Mundt: Mit dem Bonusprogramm haben wir natürlich ein extrem effizientes Ermittlungsinstrument. Die Hälfte der Kartellfälle geht insgesamt auf das Bonusprogramm zurück. Die Staatsanwaltschaft selbst hat jedenfalls für den Submissionsbetrug die Mittel in dieser Form nicht. Wir werben für dieses Bonusprogramm auch gegenüber der Staatsanwaltschaft. Gerade im Kartellbereich kommt den Hinweisen eines Insiders besondere Bedeutung zu, weil es da nicht als erstes darum geht, den Täter zu finden. Sondern es geht hier zunächst einmal darum, überhaupt die Tat zu identifizieren, und die Dunkelziffer dürfte hoch sein Im Rahmen des Netzwerkes haben wir thematisiert, was es für die Staatsanwaltschaft bedeutet, so ein Instrument nicht zur Verfügung zu haben und wie man damit umgeht.
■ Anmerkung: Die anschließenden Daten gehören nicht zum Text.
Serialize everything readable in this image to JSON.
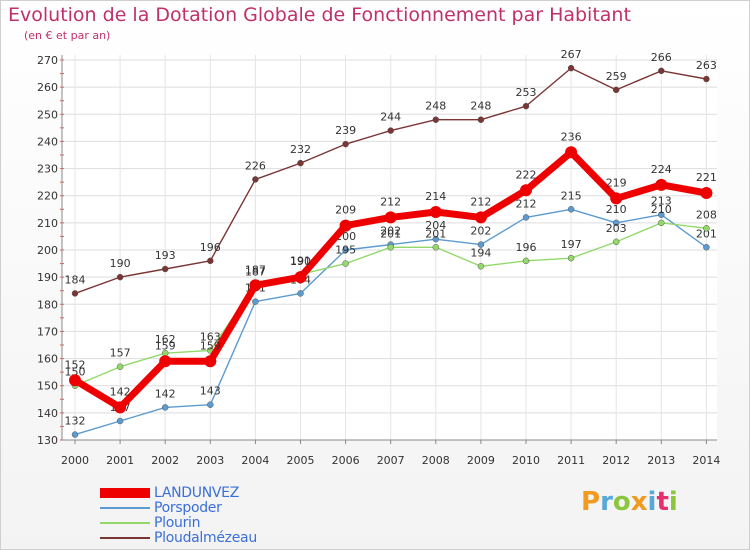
{
  "title": "Evolution de la Dotation Globale de Fonctionnement par Habitant",
  "subtitle": "(en € et par an)",
  "logo": {
    "letters": [
      "P",
      "r",
      "o",
      "x",
      "i",
      "t",
      "i"
    ],
    "colors": [
      "#f29a1f",
      "#58a8d8",
      "#8cc63e",
      "#f29a1f",
      "#58a8d8",
      "#e5306b",
      "#8cc63e"
    ]
  },
  "chart_data": {
    "type": "line",
    "title": "Evolution de la Dotation Globale de Fonctionnement par Habitant",
    "subtitle": "(en € et par an)",
    "xlabel": "",
    "ylabel": "",
    "ylim": [
      130,
      270
    ],
    "yticks": [
      130,
      140,
      150,
      160,
      170,
      180,
      190,
      200,
      210,
      220,
      230,
      240,
      250,
      260,
      270
    ],
    "grid": true,
    "legend": "bottom-left",
    "categories": [
      "2000",
      "2001",
      "2002",
      "2003",
      "2004",
      "2005",
      "2006",
      "2007",
      "2008",
      "2009",
      "2010",
      "2011",
      "2012",
      "2013",
      "2014"
    ],
    "series": [
      {
        "name": "Ploudalmézeau",
        "color": "#7a3535",
        "values": [
          184,
          190,
          193,
          196,
          226,
          232,
          239,
          244,
          248,
          248,
          253,
          267,
          259,
          266,
          263
        ]
      },
      {
        "name": "Porspoder",
        "color": "#5c9bd0",
        "values": [
          132,
          137,
          142,
          143,
          181,
          184,
          200,
          202,
          204,
          202,
          212,
          215,
          210,
          213,
          201
        ]
      },
      {
        "name": "Plourin",
        "color": "#93d96a",
        "values": [
          150,
          157,
          162,
          163,
          187,
          191,
          195,
          201,
          201,
          194,
          196,
          197,
          203,
          210,
          208
        ]
      },
      {
        "name": "LANDUNVEZ",
        "color": "#ee0000",
        "values": [
          152,
          142,
          159,
          159,
          187,
          190,
          209,
          212,
          214,
          212,
          222,
          236,
          219,
          224,
          221
        ]
      }
    ]
  }
}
Überhaupt hat es zu Problembewusstsein Problembewusstsein auf beiden Seiten geführt. Man kann aber festhalten, dass auch die Staatsanwaltschaft davon profitiert, dass zumindest uns das Instrument zur Verfügung steht, weil das einen starken mittelbaren Druck in Richtung der Täter erzeugt in der Zusammenarbeit mit der Staatsanwaltschaft. Durch unseren Dialog konnten wir auch feststellen, dass die Staatsanwaltschaften sehr stark bemüht sind, im Rahmen der StPO rechtsstaatlich einwandfreie und praxistaugliche Lösungen zu finden, die sich an den Wertungen unserer Bonusregelungen ausrichten. Nach den Erfahrungen der letzten Jahre ist es so, dass jemand, der das Bonusprogramm genutzt hat und darüber hinaus auch mit der Staatsanwaltschaft kooperiert, eine Milderung bei der Strafzumessung erfahren kann. Wenn sich diese Praxis etabliert, kann sich das wiederum positiv auf die Bereitschaft der Täter auswirken, mit uns zusammenzuarbeiten.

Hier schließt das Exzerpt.